With at least one motorist a week passing a stopped school bus loading or unloading students, Carroll school officials plan to begin a new reporting procedure to better pinpoint violators.
The new forms, on order but not yet on the district's contracted fleet of buses, will require a bus driver to fill out a description of the violator and the vehicle, license tag number and the location of the infraction.Copies will be kept on file and will be given to Maryland State Police.
First Lt. Ken Tregoning of the Maryland State Police noted that action has been taken against a motorist who last week passed a special education bus stopped at Old Taneytown Road and Tyrone Road.
School officials said violations have occurred throughout the county.
Underscoring officials' concerns was the death last week of a 6-year-old Frederick County boy. The boy was killed and his mother and stepsister were seriously injured when the driver of a pickup truck failed to stop for a bus and swerved into a bus stop.
"It's the type ofproblem we hope and pray we don't experience in Carroll County," said William H. Hyde, assistant superintendent of administration.
Because bus drivers have traditionally reported violators to the state police, school officials said they have not been able to track the number of violations.
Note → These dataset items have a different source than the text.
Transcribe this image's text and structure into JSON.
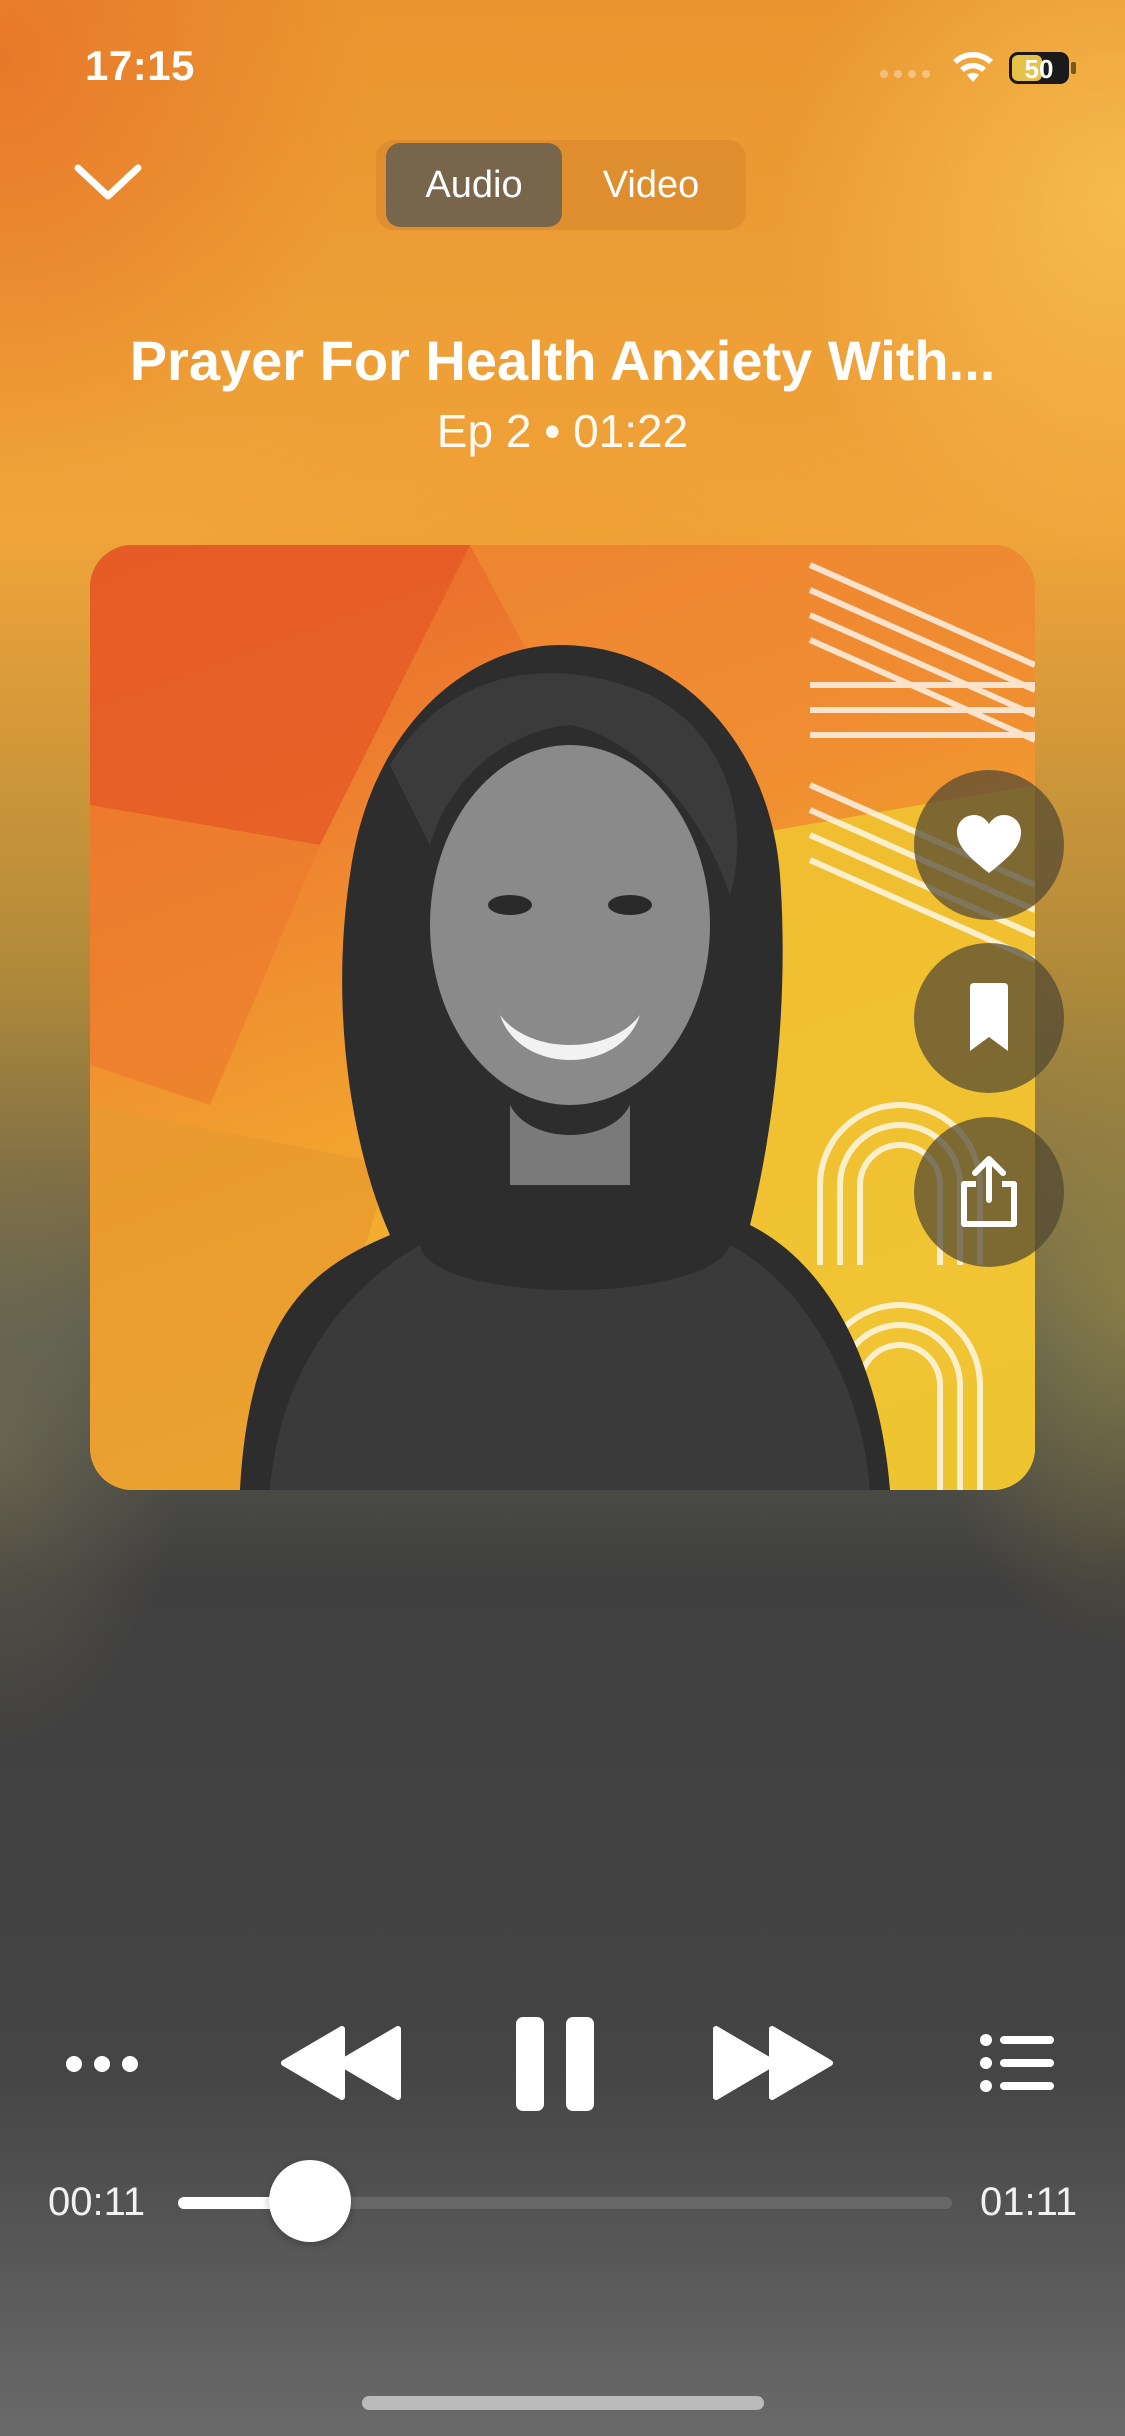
{
  "status_bar": {
    "time": "17:15",
    "battery": "50"
  },
  "mode_toggle": {
    "options": [
      "Audio",
      "Video"
    ],
    "selected": "Audio"
  },
  "episode": {
    "title": "Prayer For Health Anxiety With...",
    "meta": "Ep 2 • 01:22"
  },
  "artwork": {
    "description_icon": "podcast-cover-art"
  },
  "side_actions": [
    {
      "name": "like",
      "icon": "heart-icon"
    },
    {
      "name": "save",
      "icon": "bookmark-icon"
    },
    {
      "name": "share",
      "icon": "share-icon"
    }
  ],
  "controls": {
    "more_icon": "ellipsis-icon",
    "rewind_icon": "rewind-icon",
    "play_state": "playing",
    "pause_icon": "pause-icon",
    "forward_icon": "fast-forward-icon",
    "queue_icon": "list-icon"
  },
  "progress": {
    "elapsed": "00:11",
    "total": "01:11",
    "fraction": 0.17
  },
  "colors": {
    "accent_orange": "#ef8430",
    "accent_yellow": "#f1c534",
    "control_bg": "#3f3f3f"
  }
}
Tregoning said eight motorists received fines in excess of $100 in the past year. Motorists passing a school bus that has activated its red flashing lights face up to $500 in fines.
The Carroll school system transports about 20,000 students daily, which amounts to 954 trips a day, or 11,676 stops, officials said.
School officials reminded motorists to stop whenever a bus activates red flashing lights. The only exception is for buses on a divided highway, such as Route 140 outside of Westminster.
They also asked motorists to be patient with school buses transporting special educationstudents. These buses generally have more stops to make and take longer to load and unload disabled students.